The RevoDrive is slow with one thread but gets closer to the leaders when reading two data threads. It looks like the load is not heavy enough for this product to show its best.
As the number of data threads grows up, the RevoDrive climbs higher in the standings. The opponents help, too: the RAID array built out of two Corsair SSDs slows down at four data threads and the Crucial is irresolute as to what interface is better for it.
Multithreaded reading is difficult for HDDs but multithreaded writing is such for SSDs. There are two SSDs that suffer the most when writing two threads: the Crucial slows down with both interfaces, giving way to the single-chip SandForce-based products. The OCZ Colossus has an even bigger performance hit, though.
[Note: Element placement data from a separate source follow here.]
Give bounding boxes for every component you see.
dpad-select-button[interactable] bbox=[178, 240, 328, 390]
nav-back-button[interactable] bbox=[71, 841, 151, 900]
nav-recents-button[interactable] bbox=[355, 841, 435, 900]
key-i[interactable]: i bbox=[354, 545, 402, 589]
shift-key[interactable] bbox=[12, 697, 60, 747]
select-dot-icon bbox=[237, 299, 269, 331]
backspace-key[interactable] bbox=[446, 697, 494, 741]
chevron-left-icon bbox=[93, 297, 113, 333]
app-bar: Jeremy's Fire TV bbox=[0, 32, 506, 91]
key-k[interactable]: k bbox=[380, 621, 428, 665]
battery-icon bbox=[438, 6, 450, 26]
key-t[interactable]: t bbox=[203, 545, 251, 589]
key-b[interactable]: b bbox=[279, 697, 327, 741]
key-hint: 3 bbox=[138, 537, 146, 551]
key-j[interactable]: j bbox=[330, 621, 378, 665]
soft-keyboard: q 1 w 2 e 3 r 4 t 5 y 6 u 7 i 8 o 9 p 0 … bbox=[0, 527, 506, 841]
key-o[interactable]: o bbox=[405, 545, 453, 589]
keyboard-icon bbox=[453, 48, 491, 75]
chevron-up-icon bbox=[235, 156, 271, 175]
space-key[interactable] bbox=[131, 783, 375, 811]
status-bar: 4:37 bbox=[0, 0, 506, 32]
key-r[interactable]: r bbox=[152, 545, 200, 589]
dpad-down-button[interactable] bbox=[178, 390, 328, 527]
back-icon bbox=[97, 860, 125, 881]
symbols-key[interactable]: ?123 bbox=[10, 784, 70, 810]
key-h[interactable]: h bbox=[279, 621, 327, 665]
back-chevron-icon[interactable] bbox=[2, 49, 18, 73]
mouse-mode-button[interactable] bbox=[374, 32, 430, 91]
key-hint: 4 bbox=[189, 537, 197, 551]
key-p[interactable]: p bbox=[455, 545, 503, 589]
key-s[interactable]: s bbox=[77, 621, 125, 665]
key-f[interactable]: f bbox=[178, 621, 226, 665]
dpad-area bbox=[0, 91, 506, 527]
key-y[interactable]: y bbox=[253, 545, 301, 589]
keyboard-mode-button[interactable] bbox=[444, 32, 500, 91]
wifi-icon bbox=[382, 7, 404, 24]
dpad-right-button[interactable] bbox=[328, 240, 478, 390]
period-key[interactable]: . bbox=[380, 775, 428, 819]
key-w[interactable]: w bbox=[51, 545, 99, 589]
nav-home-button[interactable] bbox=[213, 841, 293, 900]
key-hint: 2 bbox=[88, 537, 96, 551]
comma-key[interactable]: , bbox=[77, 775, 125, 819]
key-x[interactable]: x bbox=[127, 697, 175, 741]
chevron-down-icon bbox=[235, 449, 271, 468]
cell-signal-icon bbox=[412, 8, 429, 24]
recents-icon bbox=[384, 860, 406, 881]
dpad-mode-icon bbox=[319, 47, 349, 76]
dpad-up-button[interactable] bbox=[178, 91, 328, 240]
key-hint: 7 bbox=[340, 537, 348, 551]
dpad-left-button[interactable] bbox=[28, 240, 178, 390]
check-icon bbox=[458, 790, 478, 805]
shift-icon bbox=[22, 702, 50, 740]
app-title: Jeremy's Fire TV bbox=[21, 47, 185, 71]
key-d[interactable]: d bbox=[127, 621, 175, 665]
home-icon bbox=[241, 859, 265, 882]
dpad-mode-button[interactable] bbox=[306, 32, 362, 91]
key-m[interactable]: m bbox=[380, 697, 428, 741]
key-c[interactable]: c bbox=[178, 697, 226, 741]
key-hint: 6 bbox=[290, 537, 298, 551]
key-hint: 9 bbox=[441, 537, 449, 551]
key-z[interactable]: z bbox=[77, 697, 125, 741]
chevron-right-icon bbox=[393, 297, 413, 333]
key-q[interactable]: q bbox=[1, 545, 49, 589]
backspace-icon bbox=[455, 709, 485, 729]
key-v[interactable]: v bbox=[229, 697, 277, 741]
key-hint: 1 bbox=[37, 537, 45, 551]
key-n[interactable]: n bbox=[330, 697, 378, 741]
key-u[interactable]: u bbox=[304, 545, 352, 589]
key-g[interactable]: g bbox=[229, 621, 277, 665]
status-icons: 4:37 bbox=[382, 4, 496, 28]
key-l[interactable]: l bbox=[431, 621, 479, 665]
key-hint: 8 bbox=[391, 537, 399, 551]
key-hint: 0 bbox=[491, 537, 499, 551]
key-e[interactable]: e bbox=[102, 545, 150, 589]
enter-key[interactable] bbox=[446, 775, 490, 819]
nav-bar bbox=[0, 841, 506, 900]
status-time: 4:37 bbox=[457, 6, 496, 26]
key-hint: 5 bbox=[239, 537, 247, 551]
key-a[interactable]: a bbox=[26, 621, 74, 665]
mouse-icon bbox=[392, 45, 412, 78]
The RevoDrive is not troubled by the increased number of data threads and the Crucial is trying to catch up with the leader (this SSD now prefers the ICH controller again). By the way, this is one of the few tests where SSDs do not deliver high speeds and do not have an advantage over hard disk drives.
As for the other products, the Vertex 2 is undecided as to what firmware version is better for it. The Agility 2 is as fast as the other SSDs with the same controller (its smaller capacity must be the reason for the small gap). The low-capacity G.Skill is worse, even though ahead of the Intel.